Si l’urgence absolue reste l’acheminement d’aide d’urgence et le transfert des réfugiés, l’ampleur de la crise laisse craindre une vague migratoire qui pourrait durablement nuire au Soudan tout entier. Le HCR qui avait d’abord mis en place un plan d’urgence pour 20 000 personnes a dû vite revoir ses estimations à la hausse : « Nous avons en moyenne 4000 personnes qui arrivent chaque jour par les deux principaux points de passages. Ce sont des professeurs, des agriculteurs, des étudiants, des employés de bureau… L’exode touche toutes les catégories de la population, ce qui laisse craindre un afflux massif, d’autant plus que, pour l’instant, il ne s’agit que des habitants des zones frontalières et que les autres régions vont probablement suivre », prévient Céline Schmitt.  

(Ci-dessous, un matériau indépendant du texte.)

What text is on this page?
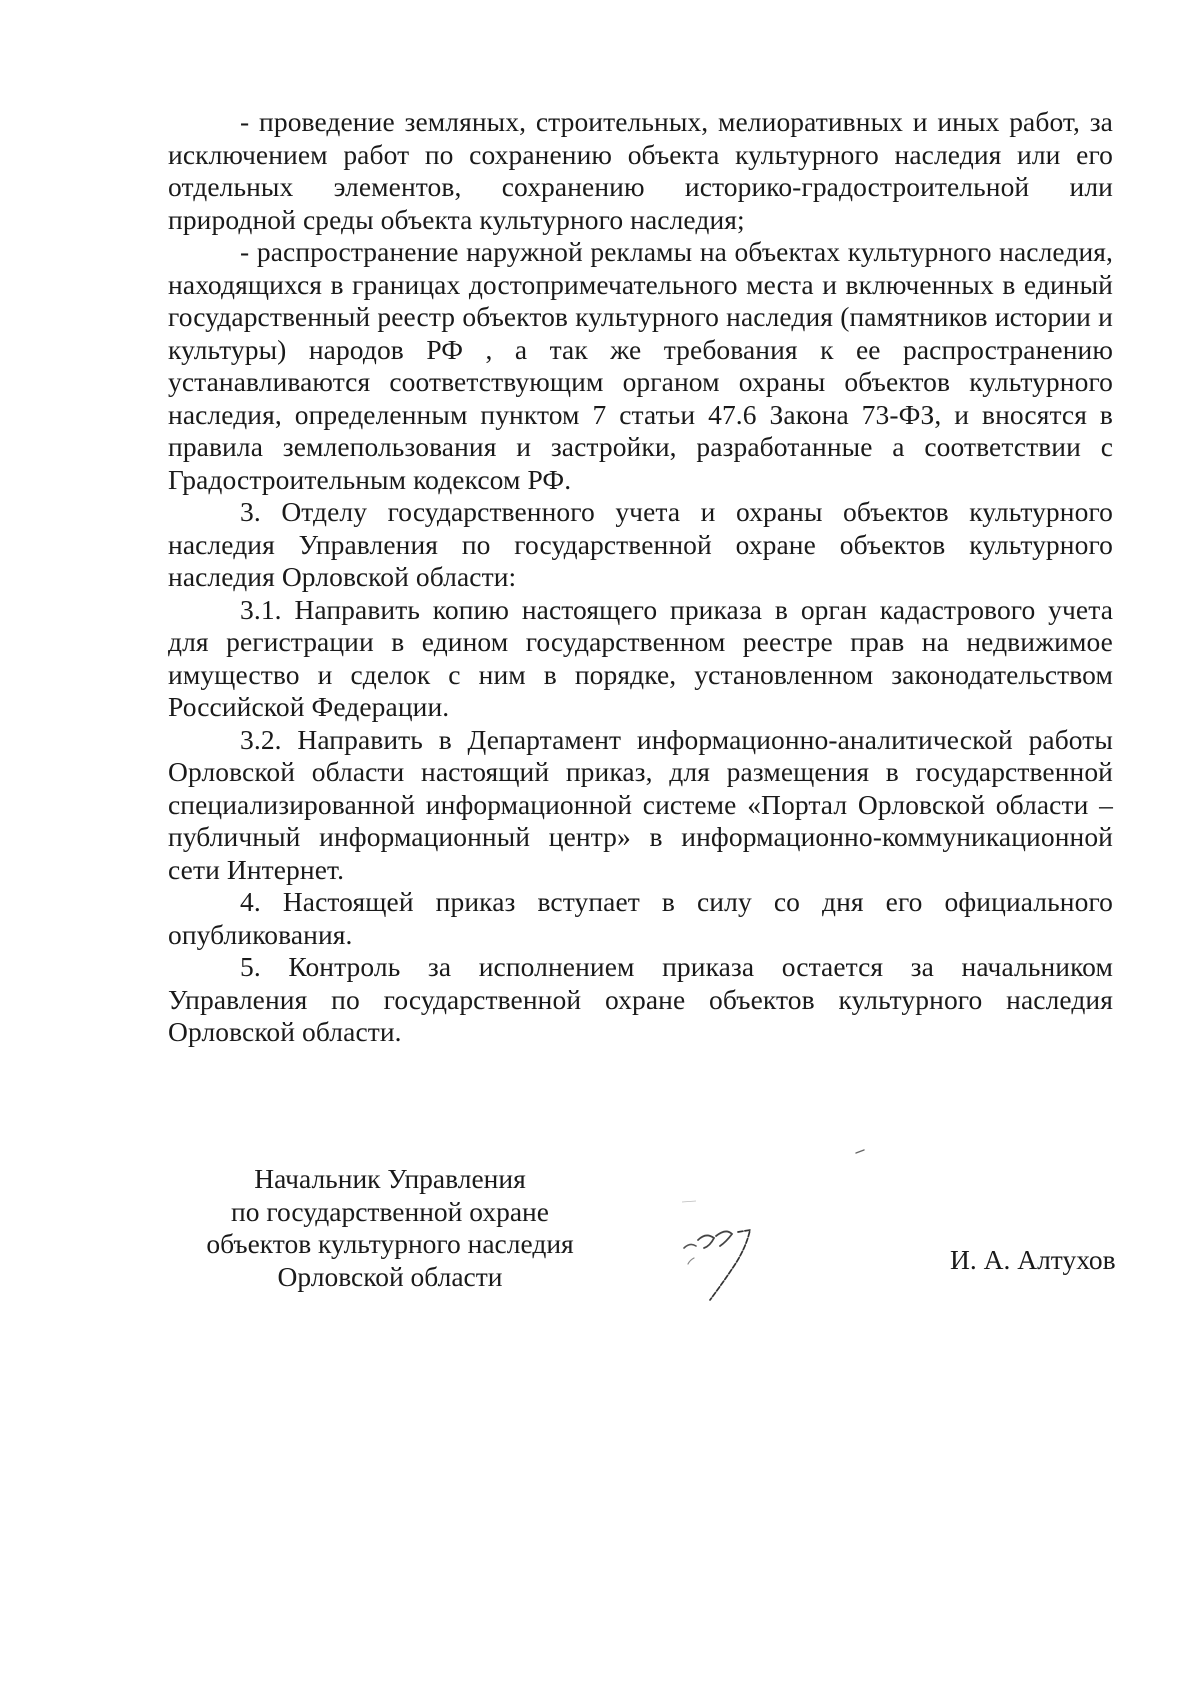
- проведение земляных, строительных, мелиоративных и иных работ, за исключением работ по сохранению объекта культурного наследия или его отдельных элементов, сохранению историко-градостроительной или природной среды объекта культурного наследия;

- распространение наружной рекламы на объектах культурного наследия, находящихся в границах достопримечательного места и включенных в единый государственный реестр объектов культурного наследия (памятников истории и культуры) народов РФ , а так же требования к ее распространению устанавливаются соответствующим органом охраны объектов культурного наследия, определенным пунктом 7 статьи 47.6 Закона 73-ФЗ, и вносятся в правила землепользования и застройки, разработанные а соответствии с Градостроительным кодексом РФ.

3. Отделу государственного учета и охраны объектов культурного наследия Управления по государственной охране объектов культурного наследия Орловской области:

3.1. Направить копию настоящего приказа в орган кадастрового учета для регистрации в едином государственном реестре прав на недвижимое имущество и сделок с ним в порядке, установленном законодательством Российской Федерации.

3.2. Направить в Департамент информационно-аналитической работы Орловской области настоящий приказ, для размещения в государственной специализированной информационной системе «Портал Орловской области – публичный информационный центр» в информационно-коммуникационной сети Интернет.

4. Настоящей приказ вступает в силу со дня его официального опубликования.

5. Контроль за исполнением приказа остается за начальником Управления по государственной охране объектов культурного наследия Орловской области.

Начальник Управления
по государственной охране
объектов культурного наследия
Орловской области
И. А. Алтухов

La région du Tigré représente environ 6 % de la population éthiopienne, soit plus de quatre millions d’habitants. Si les Nations unies ont répertorié à l’heure actuelle quelques dizaines de milliers de réfugiés, l’organisation table désormais sur une crise exponentielle. Un plan de réponse pour 200 000 réfugiés éthiopiens au Soudan sur une durée de six mois a été dévoilé lors d’un point de presse à Genève, vendredi 20 novembre.